Retail consumer, yes, it's more commerce. We're seeing a lot of commerce order management. But also, again, I'll come back to agency, mobility, consumer-facing applications that are leveraging our digital agency capability under Perficient Digital. So I think, that's going to continue as the brick-and-mortar continue to fall away. You see the continued rise of online retail. Many of whom may be niche, competing with Amazon in that fashion, but again we seek a demand there and expect that to continue.
Great. Finally, can you talk about the M&A pipeline in terms of size of the companies? And what your top priorities are in terms of what you're hoping to gain from a business standpoint from M&A?
Yes, absolutely. The short answer is more digital. And by that, I think, software was a great example.

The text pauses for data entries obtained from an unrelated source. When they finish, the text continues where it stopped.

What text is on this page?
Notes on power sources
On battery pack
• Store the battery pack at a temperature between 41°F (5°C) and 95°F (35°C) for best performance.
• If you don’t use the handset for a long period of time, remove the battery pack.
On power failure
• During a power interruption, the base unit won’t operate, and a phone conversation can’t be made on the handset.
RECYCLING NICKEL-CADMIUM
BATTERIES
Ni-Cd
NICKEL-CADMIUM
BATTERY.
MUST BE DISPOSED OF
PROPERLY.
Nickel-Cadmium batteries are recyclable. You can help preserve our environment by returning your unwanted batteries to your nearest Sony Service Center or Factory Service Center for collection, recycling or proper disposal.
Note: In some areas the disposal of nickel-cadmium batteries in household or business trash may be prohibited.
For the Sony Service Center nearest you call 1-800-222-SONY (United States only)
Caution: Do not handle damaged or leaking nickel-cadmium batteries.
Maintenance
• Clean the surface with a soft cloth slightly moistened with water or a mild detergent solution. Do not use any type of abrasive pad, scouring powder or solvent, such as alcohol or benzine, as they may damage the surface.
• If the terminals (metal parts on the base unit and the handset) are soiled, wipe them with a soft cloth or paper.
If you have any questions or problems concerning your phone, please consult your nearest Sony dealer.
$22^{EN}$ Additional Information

And it was a good size, $15 million to $20 million is a good size. I would love to see us finding businesses that are $25 million to $40 million. Of course, the scarcity increases as you move up those numbers. So -- and what they brought to the table absolutely was more data and more data capabilities, in this case, MicroStrategy. We certainly saw a demand within our existing customer portfolio and of course, they brought great demand as well. So the acquisition pipeline is strong. We've got deals in various stages of analysis that are in the works. And the size of those, again, probably in that same range $15 million to $40 million, I think, is doable. We've got some at the higher end of that. We've got more at the lower end.
I guess, I have one more on the M&A side. As it relates to Pivotal, are there many Pivotal shops? And then where you can look at, where -- and with the prices probably being pretty high given the growth rates, is it worth it to buy a Pivotal focused shop versus higher Java-based guys and train them for 2 weeks?
Yes. I think, more jobs are going to stay with the greenfield organic approach The thing is, your first question is, there really aren't very many pivotal shops as you might imagine. It's more or less in the earlier stages of its adoption. So by the way, I think our timing is quite good. And to your point, we've made these investments and worked out a plan here and a strategy to do this completely greenfield organically, and that's our plan. I don't see us doing any acquisitions on the Pivotal space, at least, not in the near future.
We have no further questions at this time. I would now like to turn the call back over to Jeff Davis for any further remarks.
All right. Well, thank you all for your time today, and we look forward to talking about our excellent Q2 in 90 days. Thank you.
Ladies and gentlemen, thank you for participating in today's conference. This does conclude today's program. You may all disconnect. Everyone, have a great day.